Thomas Pangle’s collection first calls attention not to Strauss as political philosopher but to Strauss as philosopher, to Strauss’s “classical rationalism” or “erotic skepticism” (xi-xii). In this, however, Pangle is as politic as Gildin, given current academic interest (bordering on obsession) with things epistemological. The volume may give Strauss a hearing before those who expect the philosopher to ‘do philosophy’ rather than to ‘know himself’ or to ‘live philosophically.’

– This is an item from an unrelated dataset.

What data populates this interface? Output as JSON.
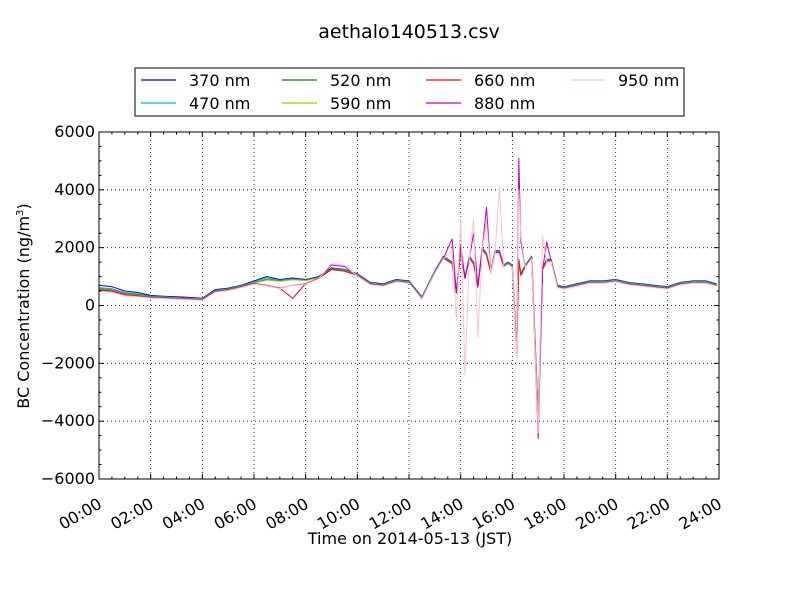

In his introduction Pangle quickly brings his readers to politics, to the way epistemology and politics intertwine. “Norms of civic justice, of civic virtue and vice,” emerge from dialogue (xii). Not absolute in the sense that natural laws or categorical imperatives are said to be, they are nonetheless trans-historically valid because they are grounded in unchanging human nature. Modern philosophers attempt to lay down laws evident to non-philosophers, reducing observation, prudence, and classification to methods and rules. ‘Method-ists’ want to overcome the need for both kinds of wisdom, practical and theoretical, and thereby rigidify both politics and philosophy, including the liberal education of potential statesmen and philosophers.
In the United States during Strauss’s lifetime there was much talk of ‘humanism’ as an alternative to totalitarian ideology. Strauss saw that humanism cannot replace the traditional religion as the foundation of morality in commercial republican society, even among the academic elites. Humanism cannot account for the whole of being, as may be seen in Isaiah Berlin’s concept of “negative freedom” or “freedom from,” which needs an absolute foundation but denies itself one on principle (7, 16-17). And even the self-created limits favored by existentialists cannot be seen as limits without “the light of infinity” (38). After the Nazi disaster convinced Heidegger that “contempt for reasonableness and praise of resoluteness” (30) quickly run themselves aground., Heidegger retained his contempt for reason but added patience. His patient ‘waiting-for’ a religion that cannot be consciously created, produced the atmosphere of our own time, called by André Malraux, “the days of limbo.”
Classical political rationalism begins with political opinions but seeks a conversion to truth, away from lies (however noble). “The political man is constantly forced to have very long conversations with very dull people on very dull subjects” (74). he philosophic life avoids much of that, without losing all moderation, and without losing its sense of humor. (“Modern research on Plato originated in Germany, the country without comedy” [206]; too many commentators on Strauss are German, all too German.) Philosophic life begins in wonder; Biblical wisdom begins with fear of the Lord; modernity, which has tried “to preserve Biblical morality while abandoning Biblical faith,” loses philosophic and Biblical virtues (240). Because Western civilization lives in the relation between ‘Athens’ and ‘Jerusalem,’ radical modernity tends toward the disintegration of the West. Contemporary ideologues who chant for the purging of writings by ‘dead, white, European males’ from university syllabi know what they don’t want, sort of. The spirit of Strauss in the pages of these books counsels us to react to such incantations with neither indignation nor dismissive laughter: “The recognition by philosophy of the fact that the human race is worthy of some seriousness is the origin of political philosophy or political science” (126). (Emphasis added and, it is to be hoped, balance observed.)